Posted in Culture of Lickspittle, Extremism, Phlogiston, Rock 'n' Roll at 12:55 pm by George Smith

“And sent from on high, would come a prophet, in simple sleeveless vestments, to help the faithful defeat the wicked king, before he spreads his health care seed!”

Mark Fiore cartoon animation on the wisdom of the bishops. The guy who does the voices is teh shit!

Here. Go now.

Evil Boys, a Dead Boys tribute band, doing the best version of “(I Don’t Wanna Be No) Catholic Boy” on YouTube. Finns, yet. Who’d figure?

Working Man Blues

Posted in Culture of Lickspittle, Made in China at 11:08 am by George Smith

AP Ticker takes on Charles Murray who’s latest bit of genius tries to make the case that shiftless downwardly mobile white people are that way because they don’t share the core values and ways of the more upscale tribe.

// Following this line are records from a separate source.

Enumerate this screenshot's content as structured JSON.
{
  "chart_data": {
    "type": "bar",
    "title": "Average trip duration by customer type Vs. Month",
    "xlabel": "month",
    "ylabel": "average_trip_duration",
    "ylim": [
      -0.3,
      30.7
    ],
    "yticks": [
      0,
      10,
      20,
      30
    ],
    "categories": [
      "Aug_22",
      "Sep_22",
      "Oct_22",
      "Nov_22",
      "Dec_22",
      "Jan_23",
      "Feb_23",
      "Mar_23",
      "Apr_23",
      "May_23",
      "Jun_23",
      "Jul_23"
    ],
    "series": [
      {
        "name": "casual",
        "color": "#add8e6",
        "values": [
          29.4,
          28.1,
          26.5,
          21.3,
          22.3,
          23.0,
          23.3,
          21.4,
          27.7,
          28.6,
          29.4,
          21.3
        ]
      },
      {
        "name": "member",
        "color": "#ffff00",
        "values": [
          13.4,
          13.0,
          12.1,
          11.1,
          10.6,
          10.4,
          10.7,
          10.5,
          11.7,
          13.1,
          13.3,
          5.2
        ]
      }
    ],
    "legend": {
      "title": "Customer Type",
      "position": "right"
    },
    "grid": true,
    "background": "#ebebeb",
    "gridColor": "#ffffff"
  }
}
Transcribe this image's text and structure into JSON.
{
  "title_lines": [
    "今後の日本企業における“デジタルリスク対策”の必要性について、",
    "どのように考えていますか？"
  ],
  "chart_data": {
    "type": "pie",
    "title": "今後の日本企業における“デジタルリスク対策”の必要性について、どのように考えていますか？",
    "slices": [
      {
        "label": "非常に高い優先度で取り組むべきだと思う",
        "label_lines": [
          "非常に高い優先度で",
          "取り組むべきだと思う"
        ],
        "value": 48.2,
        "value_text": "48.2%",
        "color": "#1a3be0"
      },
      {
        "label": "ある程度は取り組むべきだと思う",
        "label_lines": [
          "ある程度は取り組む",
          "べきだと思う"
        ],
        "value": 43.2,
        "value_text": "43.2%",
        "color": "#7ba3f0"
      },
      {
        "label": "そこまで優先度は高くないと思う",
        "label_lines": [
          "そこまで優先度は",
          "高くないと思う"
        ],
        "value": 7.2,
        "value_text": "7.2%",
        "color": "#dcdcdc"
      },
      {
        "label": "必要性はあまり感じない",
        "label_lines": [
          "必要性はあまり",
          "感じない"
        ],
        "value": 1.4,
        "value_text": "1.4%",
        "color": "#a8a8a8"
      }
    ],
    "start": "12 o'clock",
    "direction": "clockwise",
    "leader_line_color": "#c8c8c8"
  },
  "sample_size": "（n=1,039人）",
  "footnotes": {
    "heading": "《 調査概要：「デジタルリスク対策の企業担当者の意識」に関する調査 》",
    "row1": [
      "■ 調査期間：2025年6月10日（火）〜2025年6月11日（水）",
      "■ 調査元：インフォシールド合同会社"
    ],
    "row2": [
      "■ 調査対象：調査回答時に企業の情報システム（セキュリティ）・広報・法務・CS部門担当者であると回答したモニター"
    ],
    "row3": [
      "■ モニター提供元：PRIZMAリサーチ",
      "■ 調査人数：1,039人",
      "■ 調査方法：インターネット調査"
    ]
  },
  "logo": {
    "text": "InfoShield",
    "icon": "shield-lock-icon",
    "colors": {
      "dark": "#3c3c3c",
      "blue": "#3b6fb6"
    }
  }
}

Krugman destroyed Murray and the thesis that the upper class has morals and that’s why it’s successful last week.

The Scrapple News bit features footage of old black and white film from when Philadelphia was a factory town a long time ago. Then the jobs all went to Mexico. And, finally, China. It’s congruent with the old 8mm of Fender yesterday, which went, first, to Mexico, and then to China.

The Murray argument also fits with the idiot claims that Americans simply lack the skills to fill manufacturing jobs in this country, as if making guitars or much worse, cleaning glass touch screens with organic solvent in the Chinese manufacturing district, requires some kind of right stuff the lazy non-upper class white tribe no longer possesses.


Trivia: The Nation’s submissions editor liked the “Mitt Romney Blues.” “Love it,” were the words. Not quite enough, or easy to fit for the magazine though.

So how do you catch a break around here? Anyone know?

02.15.12

The old Fender factory, in 8mm

Posted in Culture of Lickspittle, Made in China at 1:29 pm by George Smith

Today Fender, the “iconic American” guitar maker, employs more people in China and Indonesia than it does in this country. However, at one time it was an obviously proud-to-be-American company. And average Americans, as seen in the above home movie, worked in guitar manufacturing for it. There was no rubbish spouted in newspapers about Americans not being skilled enough for a manufacturing economy.

Leo Fender and his fellow businessmen trained people and put them to work.

From past posts on Fender and other US guitar companies, firms that moved labor as quickly as possible overseas, turning their domestic operations into artisan shops:

An aerial view [of the old Fender factory] in “The Soul of Tone,??? a coffee table book on Fender, shows old pre-CBS Fender filling nine medium-sized warehouse-type buildings. CBS then immediately doubled the company’s manufacturing floor space.

And:

The American manufacturers of rock and roll equipment have all offshored to China.

What remains in the US is essentially custom shop business. The American-made items are ten times or more the expense of the same models made in China. And the former are reserved largely for people with major label music contracts and that part of the upper middle and plutocrat class which dabbles in guitar playing. For them, the expensive American made guitar is a status symbol for a gilded age.

All down the line in the Guitar Center showroom, all the famous American-made guitar lines are now produced in China. Gretsch, like Fender, divided into two tiers. The famous big semi-hollow body guitars popularized in Nashville and Memphis, played by the inventors of rock and roll — the guys in the bands backing Elvis and Gene Vincent — are made in China. If you want to pay ten times or more for one, the premium models are still made here.

The middle class jobs and factories that produced those instruments which made the sound that went worldwide are gone. And this country, and the rest of the world, isn’t better for it. It was profit driven decision-making in a race to the bottom. And it destroyed tradition and a proud legacy in something the made the whole world a brighter place. You could be proud of working in a factory that made guitars and amplifiers for everybody in the USA.

Am I bitter? You bet your ass I am. The people who did this deserve stoning.